Нормальным (а кто свободен от "психики" вполне?) людям свойственно, конечно упрощение. Однако, им свойственно часто и другое, более ценное качество: уменье заниматься психоанализом без врача, для самого себя и других. А иногда стоит выхватить из жизни человека какой нибудь характерный случай, эпизод, -- и тогда становятся понятными не только явные, но и косвенные последствия, суть -- сквозь наслоения и условности, сквозь то, что он делает сам и что делается с ним. Вот почему воспоминания каждого, а не только знаменитых современников так ценны -- если не для историка, то зато для других.
* * *
Бывает вдруг: захватит что-то и понесет... Взгляд почти не остановился даже, скользнул только... ну, скажем, по расцветшей розовой акации, уловил неясный и густой, насыщенный оттенок темно-розового, как цветы на старинном фарфоре, и уже влилось в него просветленное, и на лицо лег розовый отблеск извнутри. Нельзя объяснить, как вспоминается сразу: начало и конец, весь фон жизни, мысли, и оттуда, с другого берега, после стольких лет снова трепет той семнадцатой весны, -- а здесь понимающий, уже опытный взгляд, оценивающий этот трепет со снисходительной, печальной и все таки ласковой улыбкой. Всеохватывающий взгляд памяти, мгновенная панорама, как работа электронного мозга. Пусть не такая точность, зато еще молниеноснее, и регистрирует не только факты, но и оттенки бывших улыбок, сжимает их не в пробитую условными дырочками карточку -- а вот в эту улыбку, от которой пани Ирена сразу молодеет, и пружинистее идет дальше, мимо куста акации, слегка пристукивая каблуками, машинально отмечая вокруг все мелочи -- и не видя их, -- потому что ушла далеко, далеко назад.

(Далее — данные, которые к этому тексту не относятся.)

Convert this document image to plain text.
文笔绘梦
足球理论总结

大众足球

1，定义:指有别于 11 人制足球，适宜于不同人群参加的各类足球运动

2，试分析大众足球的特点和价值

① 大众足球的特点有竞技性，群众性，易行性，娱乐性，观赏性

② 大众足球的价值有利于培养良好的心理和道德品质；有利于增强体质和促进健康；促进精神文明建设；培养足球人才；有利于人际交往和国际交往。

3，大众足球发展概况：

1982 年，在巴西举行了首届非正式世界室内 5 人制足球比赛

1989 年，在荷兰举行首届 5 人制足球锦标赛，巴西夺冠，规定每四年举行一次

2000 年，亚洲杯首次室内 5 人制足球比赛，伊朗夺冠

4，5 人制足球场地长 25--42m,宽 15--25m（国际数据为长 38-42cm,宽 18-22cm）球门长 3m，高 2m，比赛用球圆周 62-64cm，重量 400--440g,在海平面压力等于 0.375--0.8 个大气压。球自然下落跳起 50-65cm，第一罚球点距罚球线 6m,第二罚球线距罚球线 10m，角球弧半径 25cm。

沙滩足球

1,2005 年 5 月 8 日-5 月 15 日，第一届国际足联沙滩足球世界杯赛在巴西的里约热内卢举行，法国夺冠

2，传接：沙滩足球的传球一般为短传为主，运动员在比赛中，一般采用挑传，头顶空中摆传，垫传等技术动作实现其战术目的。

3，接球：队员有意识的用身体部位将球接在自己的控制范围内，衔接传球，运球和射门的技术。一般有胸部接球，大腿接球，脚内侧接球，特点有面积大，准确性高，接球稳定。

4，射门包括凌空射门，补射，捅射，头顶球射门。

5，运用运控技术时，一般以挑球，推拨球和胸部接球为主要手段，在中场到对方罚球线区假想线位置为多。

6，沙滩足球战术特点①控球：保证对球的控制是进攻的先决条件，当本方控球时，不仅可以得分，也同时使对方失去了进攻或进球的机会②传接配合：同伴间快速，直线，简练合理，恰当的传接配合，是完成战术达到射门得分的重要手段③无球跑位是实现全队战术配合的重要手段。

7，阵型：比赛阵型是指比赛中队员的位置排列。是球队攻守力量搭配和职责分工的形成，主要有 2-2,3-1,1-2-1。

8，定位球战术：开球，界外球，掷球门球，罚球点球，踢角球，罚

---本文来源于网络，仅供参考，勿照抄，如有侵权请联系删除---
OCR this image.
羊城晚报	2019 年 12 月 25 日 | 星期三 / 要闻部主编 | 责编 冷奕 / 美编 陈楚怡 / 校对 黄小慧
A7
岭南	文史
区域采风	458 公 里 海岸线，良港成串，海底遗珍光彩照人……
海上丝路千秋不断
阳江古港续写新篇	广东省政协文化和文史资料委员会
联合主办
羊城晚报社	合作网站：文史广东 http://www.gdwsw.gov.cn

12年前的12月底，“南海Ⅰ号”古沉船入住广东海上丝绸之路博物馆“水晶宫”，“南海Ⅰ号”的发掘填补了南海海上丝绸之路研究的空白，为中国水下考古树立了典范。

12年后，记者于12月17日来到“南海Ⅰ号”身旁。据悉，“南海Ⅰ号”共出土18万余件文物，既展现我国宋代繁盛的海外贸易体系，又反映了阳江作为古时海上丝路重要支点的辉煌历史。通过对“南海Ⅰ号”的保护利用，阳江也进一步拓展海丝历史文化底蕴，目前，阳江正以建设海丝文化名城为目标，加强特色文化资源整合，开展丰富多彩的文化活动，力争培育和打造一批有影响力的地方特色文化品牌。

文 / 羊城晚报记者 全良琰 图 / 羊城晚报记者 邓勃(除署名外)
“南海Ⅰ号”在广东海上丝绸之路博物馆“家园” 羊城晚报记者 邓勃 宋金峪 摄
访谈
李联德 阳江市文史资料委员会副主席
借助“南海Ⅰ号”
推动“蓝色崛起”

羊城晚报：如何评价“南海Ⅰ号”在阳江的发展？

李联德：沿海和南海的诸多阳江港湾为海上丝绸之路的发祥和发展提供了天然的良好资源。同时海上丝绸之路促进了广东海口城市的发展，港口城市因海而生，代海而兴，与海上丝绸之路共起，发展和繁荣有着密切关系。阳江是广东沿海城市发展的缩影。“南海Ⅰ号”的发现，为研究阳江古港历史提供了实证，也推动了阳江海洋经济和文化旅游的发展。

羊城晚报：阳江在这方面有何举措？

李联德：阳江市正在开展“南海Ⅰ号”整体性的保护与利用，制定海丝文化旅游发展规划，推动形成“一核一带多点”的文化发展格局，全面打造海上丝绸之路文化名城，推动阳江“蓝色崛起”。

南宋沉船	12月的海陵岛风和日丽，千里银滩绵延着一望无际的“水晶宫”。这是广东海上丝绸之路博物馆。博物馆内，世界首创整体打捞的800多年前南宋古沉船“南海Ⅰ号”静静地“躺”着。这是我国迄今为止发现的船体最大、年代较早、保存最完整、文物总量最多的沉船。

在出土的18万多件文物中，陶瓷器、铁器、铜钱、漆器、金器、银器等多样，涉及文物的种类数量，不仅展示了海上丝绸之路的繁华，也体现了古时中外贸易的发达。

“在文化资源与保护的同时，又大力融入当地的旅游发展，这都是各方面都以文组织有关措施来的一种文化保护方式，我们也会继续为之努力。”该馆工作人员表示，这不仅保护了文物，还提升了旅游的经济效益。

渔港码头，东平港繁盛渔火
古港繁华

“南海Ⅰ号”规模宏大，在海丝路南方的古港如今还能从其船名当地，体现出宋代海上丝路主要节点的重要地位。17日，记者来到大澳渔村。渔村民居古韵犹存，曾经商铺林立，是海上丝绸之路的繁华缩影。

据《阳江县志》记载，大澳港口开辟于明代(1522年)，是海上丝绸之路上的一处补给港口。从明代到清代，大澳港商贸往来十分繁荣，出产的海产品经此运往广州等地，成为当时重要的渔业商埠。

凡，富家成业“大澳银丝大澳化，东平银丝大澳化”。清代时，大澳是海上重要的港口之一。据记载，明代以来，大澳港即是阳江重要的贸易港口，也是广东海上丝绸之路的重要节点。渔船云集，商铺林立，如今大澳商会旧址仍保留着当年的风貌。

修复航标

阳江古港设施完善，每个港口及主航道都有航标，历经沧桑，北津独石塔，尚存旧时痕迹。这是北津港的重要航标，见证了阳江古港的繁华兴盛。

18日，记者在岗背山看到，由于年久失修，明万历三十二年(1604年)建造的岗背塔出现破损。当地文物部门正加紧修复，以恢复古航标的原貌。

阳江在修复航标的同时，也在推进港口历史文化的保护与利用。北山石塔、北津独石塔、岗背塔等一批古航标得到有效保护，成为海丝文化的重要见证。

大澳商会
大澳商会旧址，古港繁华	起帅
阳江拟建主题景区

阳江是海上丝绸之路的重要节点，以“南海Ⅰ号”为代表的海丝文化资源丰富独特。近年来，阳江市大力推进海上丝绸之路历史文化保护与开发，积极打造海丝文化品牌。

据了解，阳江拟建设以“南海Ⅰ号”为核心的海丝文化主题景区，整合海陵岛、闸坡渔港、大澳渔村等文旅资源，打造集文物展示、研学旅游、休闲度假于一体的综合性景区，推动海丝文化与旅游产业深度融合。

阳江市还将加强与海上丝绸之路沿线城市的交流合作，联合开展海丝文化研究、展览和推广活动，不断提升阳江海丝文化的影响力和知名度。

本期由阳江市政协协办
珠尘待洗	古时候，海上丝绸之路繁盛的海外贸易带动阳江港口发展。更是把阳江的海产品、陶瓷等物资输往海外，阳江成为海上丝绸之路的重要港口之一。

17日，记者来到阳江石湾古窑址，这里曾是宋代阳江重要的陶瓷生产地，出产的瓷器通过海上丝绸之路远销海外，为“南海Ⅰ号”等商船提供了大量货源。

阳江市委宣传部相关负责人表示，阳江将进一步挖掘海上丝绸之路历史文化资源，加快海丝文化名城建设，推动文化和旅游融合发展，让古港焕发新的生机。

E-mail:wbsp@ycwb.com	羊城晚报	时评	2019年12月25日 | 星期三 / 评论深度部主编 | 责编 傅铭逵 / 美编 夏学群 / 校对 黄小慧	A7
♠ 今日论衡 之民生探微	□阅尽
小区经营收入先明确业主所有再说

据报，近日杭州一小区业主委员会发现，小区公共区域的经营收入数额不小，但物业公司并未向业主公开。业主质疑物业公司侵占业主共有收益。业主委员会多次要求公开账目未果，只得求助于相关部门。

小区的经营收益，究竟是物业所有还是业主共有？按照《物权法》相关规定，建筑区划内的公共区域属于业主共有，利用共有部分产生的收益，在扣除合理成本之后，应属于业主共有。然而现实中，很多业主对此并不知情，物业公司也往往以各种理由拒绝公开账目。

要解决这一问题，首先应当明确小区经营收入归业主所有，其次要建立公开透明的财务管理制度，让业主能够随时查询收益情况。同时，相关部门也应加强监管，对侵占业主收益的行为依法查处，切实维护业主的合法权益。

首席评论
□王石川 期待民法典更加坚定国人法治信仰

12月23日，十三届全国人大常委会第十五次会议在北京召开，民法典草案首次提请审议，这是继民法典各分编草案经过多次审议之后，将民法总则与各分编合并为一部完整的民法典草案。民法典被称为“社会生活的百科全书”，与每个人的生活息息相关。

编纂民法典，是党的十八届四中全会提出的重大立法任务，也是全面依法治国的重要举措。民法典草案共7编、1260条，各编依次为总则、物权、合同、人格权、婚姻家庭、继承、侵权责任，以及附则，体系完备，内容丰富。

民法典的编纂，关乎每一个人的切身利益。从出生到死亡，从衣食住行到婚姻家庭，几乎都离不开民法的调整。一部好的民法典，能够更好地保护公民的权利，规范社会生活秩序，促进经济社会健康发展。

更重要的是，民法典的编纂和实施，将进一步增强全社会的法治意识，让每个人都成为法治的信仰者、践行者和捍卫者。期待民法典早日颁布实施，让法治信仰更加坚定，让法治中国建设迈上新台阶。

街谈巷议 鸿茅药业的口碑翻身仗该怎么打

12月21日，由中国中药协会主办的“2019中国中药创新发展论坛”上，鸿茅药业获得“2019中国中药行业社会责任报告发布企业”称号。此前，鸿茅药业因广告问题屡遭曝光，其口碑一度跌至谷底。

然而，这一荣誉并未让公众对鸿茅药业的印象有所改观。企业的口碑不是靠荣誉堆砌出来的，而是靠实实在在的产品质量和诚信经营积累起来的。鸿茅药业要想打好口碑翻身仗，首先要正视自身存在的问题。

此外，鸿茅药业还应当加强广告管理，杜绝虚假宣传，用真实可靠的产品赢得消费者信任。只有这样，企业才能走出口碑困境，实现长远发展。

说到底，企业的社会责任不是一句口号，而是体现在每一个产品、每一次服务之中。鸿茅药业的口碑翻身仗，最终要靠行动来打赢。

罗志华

... Ах, эта семнадцатая весна белокурой панночки Иренки в середине двадцатых голов, впервые в городе после разоренной усадебки! Очень полюбились сразу его улицы, внезапные открытия старинных уголков, витрины магазинов, к которым робко жалась всегда сбоку, всегда с чувством неловкости. Казалась себе такой бедной в дешевеньких туфельках из полотна; постоянно лакировала их сапожным лаком, чтобы выглядели, как кожаные, а на дырку в подошве клала внутри каждый день новый кусочек картона, и если попадался острый камешек по дороге, чуть не вскрикивала от боли. Платья и пальто перешивались, шляпку сделала сама, вышло красиво даже, но разве спастись этим от мучительного отсутствия третьей пары чулок, и вот такого платья, как в витрине, вуальки, таких -- ах, таких туфелек? А шикарно шуршащие автомобили, дорогие цветы за стеклом, кружевное белье, соблазнительные, наглые, бесстыдные, волнующие журналы в ярких обложках?
Дома нельзя говорить о таких желаниях, с матерью можно только советоваться, как перешить еще одно теткино платье -- и нечего огорчать ее зря. Панна Иренка только мечтает, сидя у печки, куда засовывается труба от самовара, и сует в него одну за другой, лучинки. Березовый уголь -- это хорошо, они покупают его, когда есть деньги, но они есть не всегда, и тогда надо ставить самовар одними лучинками. Хорошо еще, когда попадется гладкое полено -- на пальце у нее давно мозоль от ножа ... Самовар ставится три раза в день -- если вместо обеда опять чай, а это бывает часто.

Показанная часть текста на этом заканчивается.